Rather, an attitude of indifference reigns supreme from start to finish in the U.S., including indifference to the ingredients and the preparation. Essentially, many meals in the U.S. serve the direct purpose of providing necessary (and unnecessary) calories to survive, and little else. These meals are far from memorable, in addition to being prepared with little care and questionable, in every sense of the word, ingredients.

To me, it certainly seems that human nature has utilized food to serve other essential purposes, such as connecting and community, and when food fails to provide such things, it leaves the person "hungry" for more, and every meal that fails to satisfy these extra-essential needs, leaves a person "hungry" and "empty." In many of the great food cultures of the world, people don't eat fast food because they care too much to essentially throw a meal down the proverbial drain. Food has come to stand for so much more than simply something necessary to survive, and in fighting this inclination that has developed over the past 2,000 years, we have developed an indifferent, unhealthy relationship to food.

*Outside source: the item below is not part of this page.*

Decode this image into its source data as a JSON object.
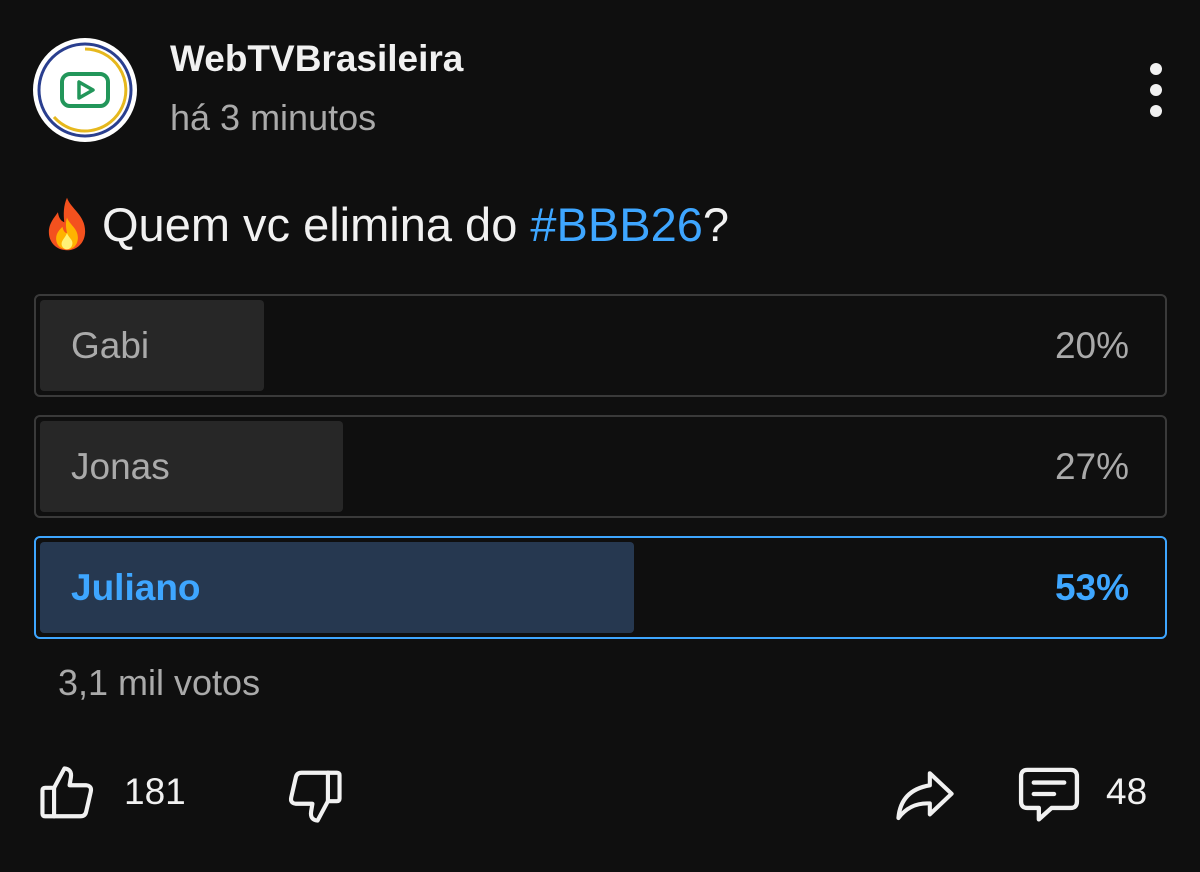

This is a very dangerous notion, as can be seen by the current obesity, diabetes, and heart disease trends in the U.S., and other countries that have adopted similar ideals and notions of food. When a culture embraces indifference and tasteless mediocrity, it signifies a great shift in eating attitude that is now becoming widely accepted. Essentially, that the cost of a restaurant meal should be reflected in sheer quantity of food, rather than in quality of preparation and of ingredients. Americans, in general, spend much less on food than most of their European counterparts, and yet, ironically spend much, much more on health care. To me, it is rather obvious that these two issues are linked. Indifference to what we eat (and how we eat) is indifference to our own health.

This is why I am advocating that we should all live to eat, rather than simply eat to live, because according to one Italian proverb "at the table one never grows old," and quite simply this is a table I want to eat at.